Qui était Alexander Fleming ?
Né en 1881 dans une ferme du sud-ouest de l'Écosse, Alexander Fleming s'installe à Londres et devient médecin, puis bactériologiste au St Mary's Hospital de Paddington. Pendant la Première Guerre mondiale, il travaille sur les plaies infectées des soldats et constate les limites des antiseptiques de l'époque, souvent aussi toxiques pour les tissus que pour les microbes. Cette expérience oriente durablement sa recherche : il cherche une substance capable de tuer les bactéries sans détruire les cellules humaines.
En 1921, il avait déjà découvert le lysozyme, une enzyme présente dans les larmes et la salive, dotée d'un pouvoir antibactérien modeste. Ce précédent compte : quand la moisissure de 1928 se manifeste, Fleming a l'esprit préparé à reconnaître un phénomène de destruction bactérienne. Le hasard, comme souvent, ne favorise que les esprits déjà en éveil.

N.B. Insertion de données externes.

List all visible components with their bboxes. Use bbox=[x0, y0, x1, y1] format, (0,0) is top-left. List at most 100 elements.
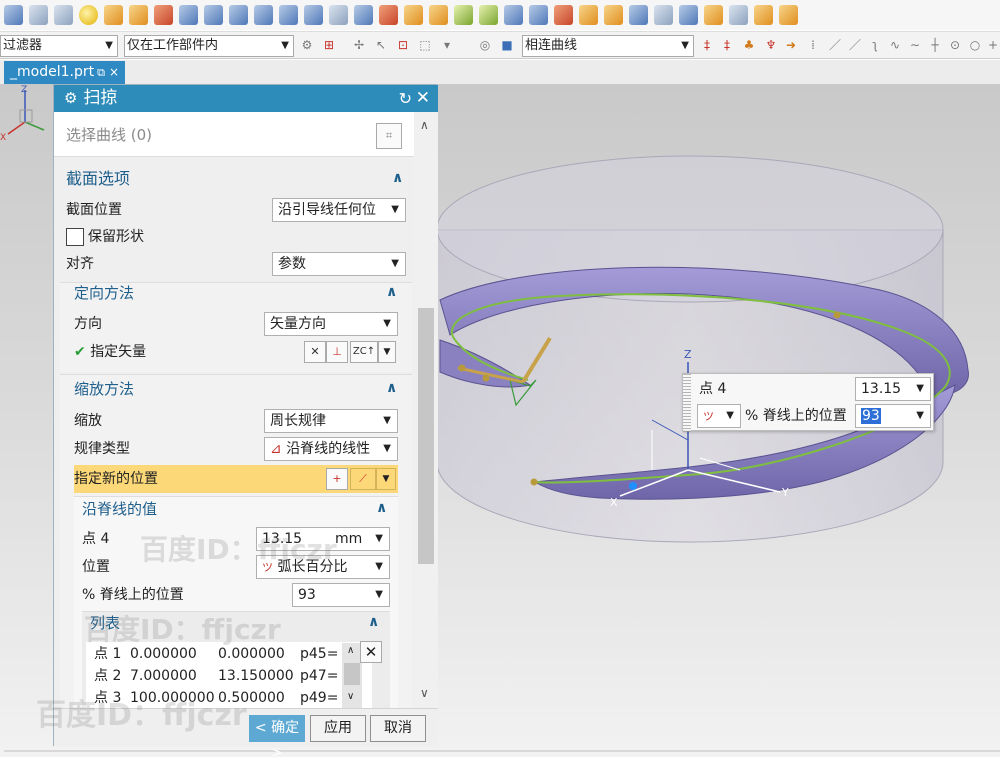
curve-select-icon[interactable]: ⌗ bbox=[376, 123, 402, 149]
point-icon[interactable] bbox=[479, 5, 498, 25]
close-icon[interactable]: × bbox=[109, 65, 119, 79]
intersect-icon[interactable]: ‡ bbox=[700, 38, 714, 52]
reset-icon[interactable]: ↻ bbox=[399, 85, 412, 112]
line-icon[interactable]: ／ bbox=[828, 38, 842, 52]
scroll-thumb[interactable] bbox=[418, 308, 434, 564]
pin-icon[interactable]: ⧉ bbox=[97, 66, 105, 79]
table-cell[interactable]: p45= bbox=[300, 643, 338, 665]
chevron-up-icon[interactable]: ∧ bbox=[386, 284, 397, 300]
sphere-icon[interactable] bbox=[79, 5, 98, 25]
scope-dropdown[interactable]: 仅在工作部件内 ▼ bbox=[124, 35, 294, 57]
curve-rule-dropdown[interactable]: 相连曲线 ▼ bbox=[522, 35, 694, 57]
draft-icon[interactable] bbox=[379, 5, 398, 25]
shell-icon[interactable] bbox=[254, 5, 273, 25]
chevron-up-icon[interactable]: ∧ bbox=[347, 645, 354, 656]
orientation-header[interactable]: 定向方法 bbox=[74, 278, 134, 308]
nx5-icon[interactable] bbox=[154, 5, 173, 25]
scaling-header[interactable]: 缩放方法 bbox=[74, 374, 134, 404]
select-filter-icon[interactable]: ⊞ bbox=[322, 38, 336, 52]
snap-icon[interactable]: ⚙ bbox=[300, 38, 314, 52]
pattern-icon[interactable] bbox=[429, 5, 448, 25]
curve-icon[interactable] bbox=[454, 5, 473, 25]
revolve-icon[interactable] bbox=[204, 5, 223, 25]
remove-point-icon[interactable]: ✕ bbox=[360, 641, 382, 663]
osi-percent-field[interactable]: 93 ▼ bbox=[855, 404, 931, 428]
inferred-vector-icon[interactable]: ⊥ bbox=[326, 341, 348, 363]
arrow-right-icon[interactable]: ➜ bbox=[784, 38, 798, 52]
zc-axis-icon[interactable]: ZC↑ bbox=[350, 341, 378, 363]
chevron-up-icon[interactable]: ∧ bbox=[376, 500, 387, 516]
percent-field[interactable]: 93 ▼ bbox=[292, 583, 390, 607]
dialog-title-bar[interactable]: ⚙ 扫掠 ↻ ✕ bbox=[54, 85, 438, 112]
law-type-dropdown[interactable]: ⊿ 沿脊线的线性 ▼ bbox=[264, 437, 398, 461]
circle-icon[interactable]: ○ bbox=[968, 38, 982, 52]
view-icon[interactable] bbox=[679, 5, 698, 25]
offset-icon[interactable] bbox=[329, 5, 348, 25]
ok-button[interactable]: < 确定 > bbox=[249, 715, 305, 757]
table-cell[interactable]: 点 2 bbox=[94, 665, 121, 687]
table-cell[interactable]: 13.150000 bbox=[218, 665, 294, 687]
cursor-icon[interactable]: ↖ bbox=[374, 38, 388, 52]
edit-icon[interactable] bbox=[754, 5, 773, 25]
mirror-icon[interactable] bbox=[529, 5, 548, 25]
chevron-down-icon[interactable]: ∨ bbox=[347, 691, 354, 702]
spline-icon[interactable]: ∿ bbox=[888, 38, 902, 52]
lasso-select-icon[interactable]: ▾ bbox=[440, 38, 454, 52]
face-icon[interactable] bbox=[354, 5, 373, 25]
measure-icon[interactable] bbox=[654, 5, 673, 25]
book-icon[interactable] bbox=[504, 5, 523, 25]
tab-model-prt[interactable]: _model1.prt ⧉ × bbox=[4, 61, 126, 84]
table-scroll-thumb[interactable] bbox=[344, 663, 360, 685]
chevron-up-icon[interactable]: ∧ bbox=[420, 118, 429, 132]
cone-icon[interactable] bbox=[54, 5, 73, 25]
chevron-up-icon[interactable]: ∧ bbox=[392, 170, 403, 186]
sweep-icon[interactable] bbox=[229, 5, 248, 25]
drag-grip[interactable] bbox=[683, 374, 691, 432]
line-icon[interactable]: ／ bbox=[848, 38, 862, 52]
filter-dropdown[interactable]: 过滤器 ▼ bbox=[0, 35, 118, 57]
sheet-icon[interactable] bbox=[579, 5, 598, 25]
vector-dialog-icon[interactable]: ✕ bbox=[304, 341, 326, 363]
chevron-down-icon[interactable]: ▼ bbox=[378, 341, 396, 363]
direction-dropdown[interactable]: 矢量方向 ▼ bbox=[264, 312, 398, 336]
tube-icon[interactable] bbox=[104, 5, 123, 25]
bridge-icon[interactable] bbox=[304, 5, 323, 25]
fold-icon[interactable] bbox=[554, 5, 573, 25]
thicken-icon[interactable] bbox=[129, 5, 148, 25]
point-dialog-icon[interactable]: + bbox=[326, 468, 348, 490]
chevron-up-icon[interactable]: ∧ bbox=[368, 614, 379, 630]
section-options-header[interactable]: 截面选项 bbox=[66, 164, 130, 194]
gear-icon[interactable]: ⚙ bbox=[64, 89, 77, 107]
stack-icon[interactable] bbox=[729, 5, 748, 25]
plus-icon[interactable]: + bbox=[986, 38, 1000, 52]
section-position-dropdown[interactable]: 沿引导线任何位 ▼ bbox=[272, 198, 406, 222]
view-select-icon[interactable]: ◎ bbox=[478, 38, 492, 52]
arc-icon[interactable]: ʅ bbox=[868, 38, 882, 52]
osi-point-value-field[interactable]: 13.15 ▼ bbox=[855, 377, 931, 401]
wave-icon[interactable]: ∼ bbox=[908, 38, 922, 52]
osi-location-mode-dropdown[interactable]: ツ ▼ bbox=[697, 404, 741, 428]
table-scrollbar[interactable]: ∧ ∨ bbox=[342, 643, 362, 709]
box-select-icon[interactable]: ⬚ bbox=[418, 38, 432, 52]
cancel-button[interactable]: 取消 bbox=[370, 715, 426, 742]
cylinder-icon[interactable] bbox=[29, 5, 48, 25]
feature-select-icon[interactable]: ⊡ bbox=[396, 38, 410, 52]
block-icon[interactable] bbox=[4, 5, 23, 25]
tangent-icon[interactable]: ‡ bbox=[720, 38, 734, 52]
spine-values-header[interactable]: 沿脊线的值 bbox=[82, 494, 157, 524]
follow-fillet-icon[interactable]: ♆ bbox=[764, 38, 778, 52]
snap-point-icon[interactable]: ⁞ bbox=[806, 38, 820, 52]
chamfer-icon[interactable] bbox=[404, 5, 423, 25]
circle-icon[interactable]: ⊙ bbox=[948, 38, 962, 52]
point-pick-icon[interactable]: ⟋ bbox=[350, 468, 376, 490]
dialog-scrollbar[interactable]: ∧ ∨ bbox=[414, 112, 438, 708]
apply-button[interactable]: 应用 bbox=[310, 715, 366, 742]
trim-icon[interactable] bbox=[279, 5, 298, 25]
plus-icon[interactable]: ┼ bbox=[928, 38, 942, 52]
align-dropdown[interactable]: 参数 ▼ bbox=[272, 252, 406, 276]
select-mode-icon[interactable]: ✢ bbox=[352, 38, 366, 52]
table-cell[interactable]: 7.000000 bbox=[130, 665, 197, 687]
select-curve-row[interactable]: 选择曲线 (0) ⌗ bbox=[54, 112, 414, 157]
preserve-shape-checkbox[interactable] bbox=[66, 228, 84, 246]
extrude-icon[interactable] bbox=[179, 5, 198, 25]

Septembre 1928 : l'observation
À la fin de l'été 1928, Fleming rentre de vacances. Avant de partir, il avait laissé sur sa paillasse une série de boîtes de culture ensemencées avec des staphylocoques. En les examinant, il remarque que l'une d'elles a été contaminée par une moisissure verdâtre, un Penicillium. Autour de cette colonie de moisissure, les staphylocoques ont disparu : une zone claire s'est formée, comme si quelque chose diffusait depuis la moisissure et empêchait les bactéries de croître.
Fleming comprend que la moisissure sécrète une substance antibactérienne. Il la baptise « pénicilline » d'après le nom du champignon. Il publie ses observations en 1929 dans une revue scientifique, mais l'article passe d'abord relativement inaperçu. La moisissure du genre Penicillium intéresse un temps quelques laboratoires, sans plus.
La part de vérité : Fleming a bien fait une observation fortuite, mais il ne l'a pas laissée au hasard : il l'a cultivée, testée et publiée. Le mythe de l'accident pur efface le rôle de la préparation et de la rigueur.
Pourquoi Fleming n'a pas fait de la pénicilline un médicament
C'est le point que la légende gomme volontiers. Fleming a identifié l'effet, mais il s'est heurté à un obstacle majeur : la pénicilline est difficile à extraire, instable et produite en très petites quantités par la moisissure. Bactériologiste plus que chimiste, il ne disposait ni des techniques ni de l'équipe nécessaires pour la purifier et la concentrer. Il l'a surtout utilisée comme outil de laboratoire, pour isoler certaines bactéries insensibles à son action.
Pendant une dizaine d'années, la pénicilline reste donc une curiosité. Ce n'est qu'à la fin des années 1930 qu'une équipe de l'université d'Oxford, menée par Howard Florey et Ernst Chain, avec le rôle technique déterminant de Norman Heatley, reprend le sujet. Ce sont eux qui parviennent à purifier la substance, à en produire assez pour la tester, puis à démontrer son efficacité chez l'animal et l'humain. Le premier patient traité, un policier nommé Albert Alexander, l'est en 1941. Cette histoire de la transformation en médicament se prolonge pendant la Seconde Guerre mondiale, qui accélère la production de masse.
Un prix Nobel partagé
La reconnaissance vient en 1945 : le prix Nobel de physiologie ou médecine récompense conjointement Fleming, Florey et Chain. Ce partage rend justice à la réalité : sans l'observation de Fleming, pas de pénicilline ; mais sans le travail d'Oxford, l'observation serait restée lettre morte. Fleming lui-même, devenu célèbre, a souvent insisté sur le rôle du hasard et n'a jamais revendiqué seul la paternité du médicament. Le détail de cette récompense est raconté dans notre article sur le prix Nobel de la pénicilline.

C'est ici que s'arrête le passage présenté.